Но мы заболтались. А между тем левое плечо ваше затекло от подрамника. Переложите на правое. Сквозь два слоя кальки, как сквозь толщу меда, просвечивает темная, залитая тушью розетка плана вашего выставочного зала. Это лепестковый план – ваша гордость.
Суть зодчества метафорична. Это свойственно любому творчеству.
В «Разговоре о Данте» сказано: «Объяснить метафору можно только метафорически. «Я сравниваю, значит, я живу», – мог бы сказать Дант. Он был Декартом метафоры, ибо для нашего сознания (а где взять другое?) только через метафору раскрывается материя, ибо нет бытия вне сравнения, ибо само бытие есть сравнение».
Любой серьезный архитектор начинает осмотр проекта с плана и конструктивного разреза. Фасад – для непосвященных, для зевак. План – конструктивный и эмоциональный узел вещи, правда, нерв ее. Во всем хочется дойти до самой сути.
Мне всегда хотелось во всем удостовериться самому, добраться до сердцевины истины не по пересказу и не только по изданиям, распознать, в чем прозревают, в чем заблуждаются, как понимают мир и Слово. Поэтому я встречался и беседовал и с нашими мыслителями, и с Сартром, и с Хайдеггером, и с Адорно, или с вопрошающим разумом нашего Политехнического, или североморскими матросами, или с эпичными саами.
Когда началось ташкентское землетрясение, я первым рейсом прилетел туда – не в качестве спецкора, нет. Хотелось хоть как-то помочь. Сейчас это кажется наивным. Чем мог помочь я?
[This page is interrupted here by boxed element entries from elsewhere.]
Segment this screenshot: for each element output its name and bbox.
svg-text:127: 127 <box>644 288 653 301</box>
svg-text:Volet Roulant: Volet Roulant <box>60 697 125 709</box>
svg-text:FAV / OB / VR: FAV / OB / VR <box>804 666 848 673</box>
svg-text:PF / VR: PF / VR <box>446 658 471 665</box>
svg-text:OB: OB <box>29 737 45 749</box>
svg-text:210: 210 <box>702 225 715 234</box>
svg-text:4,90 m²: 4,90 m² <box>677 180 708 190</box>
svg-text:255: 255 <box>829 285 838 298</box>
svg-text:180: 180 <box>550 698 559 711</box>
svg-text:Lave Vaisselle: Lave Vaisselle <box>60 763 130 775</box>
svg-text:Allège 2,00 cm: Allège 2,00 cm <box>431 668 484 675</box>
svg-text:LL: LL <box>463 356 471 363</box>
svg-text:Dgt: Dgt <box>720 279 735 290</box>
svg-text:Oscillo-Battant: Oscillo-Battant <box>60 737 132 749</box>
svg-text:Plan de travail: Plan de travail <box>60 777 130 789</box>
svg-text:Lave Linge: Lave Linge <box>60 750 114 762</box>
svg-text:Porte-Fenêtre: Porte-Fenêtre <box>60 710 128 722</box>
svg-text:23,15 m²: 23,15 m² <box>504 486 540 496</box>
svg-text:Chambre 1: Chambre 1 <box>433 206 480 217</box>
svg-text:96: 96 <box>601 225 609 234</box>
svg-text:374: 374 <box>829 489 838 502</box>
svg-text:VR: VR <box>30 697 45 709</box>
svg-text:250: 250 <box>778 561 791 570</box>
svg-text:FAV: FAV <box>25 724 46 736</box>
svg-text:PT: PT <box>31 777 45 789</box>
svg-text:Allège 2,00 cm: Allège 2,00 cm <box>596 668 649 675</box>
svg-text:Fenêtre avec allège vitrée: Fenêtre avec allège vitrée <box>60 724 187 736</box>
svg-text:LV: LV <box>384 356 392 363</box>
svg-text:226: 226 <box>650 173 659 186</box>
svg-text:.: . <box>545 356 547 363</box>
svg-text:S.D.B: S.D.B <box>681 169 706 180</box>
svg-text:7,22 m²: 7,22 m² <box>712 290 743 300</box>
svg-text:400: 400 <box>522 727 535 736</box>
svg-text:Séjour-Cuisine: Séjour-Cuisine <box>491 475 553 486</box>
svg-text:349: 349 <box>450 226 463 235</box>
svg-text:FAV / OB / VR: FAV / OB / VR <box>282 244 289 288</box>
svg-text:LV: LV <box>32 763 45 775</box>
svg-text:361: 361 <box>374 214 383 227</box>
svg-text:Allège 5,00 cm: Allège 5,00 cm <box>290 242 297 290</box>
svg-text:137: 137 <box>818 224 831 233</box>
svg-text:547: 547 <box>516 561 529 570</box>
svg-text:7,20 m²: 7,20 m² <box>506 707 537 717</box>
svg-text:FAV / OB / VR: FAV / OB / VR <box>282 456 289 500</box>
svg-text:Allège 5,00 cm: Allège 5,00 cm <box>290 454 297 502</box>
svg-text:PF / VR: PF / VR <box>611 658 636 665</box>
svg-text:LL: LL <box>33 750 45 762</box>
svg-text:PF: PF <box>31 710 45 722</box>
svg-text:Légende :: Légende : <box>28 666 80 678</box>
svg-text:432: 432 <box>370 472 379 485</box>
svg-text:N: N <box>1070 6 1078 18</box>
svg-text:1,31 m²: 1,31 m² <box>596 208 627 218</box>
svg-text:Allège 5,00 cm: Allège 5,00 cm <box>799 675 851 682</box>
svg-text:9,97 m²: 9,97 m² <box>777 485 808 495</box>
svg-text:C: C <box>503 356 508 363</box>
Но эти десять ташкентских суток открыли мне многое.
Люди жили на улицах в палатках. Вне стен. Все были равны перед опасностью. Толчки ожидались ночью. Не спали. Палатки горели, как желтые абажуры.
При всей тревоге и людских лишениях это были дни какой-то всеобщей искренности, распахнутости, бескорыстной душевной общности и самоотдачи – может быть, самые святые дни в моей жизни. Но мы опять забежали вперед. По тому, как справа ветром сносит ваш подрамник, вы догадываетесь, что идете уже по Б. Москворецкому мосту.
…Зубчатая, как темная почтовая марка, стена приклеена к палевому небу.
Как всегда неожиданно, на распутье вырастает Блаженный…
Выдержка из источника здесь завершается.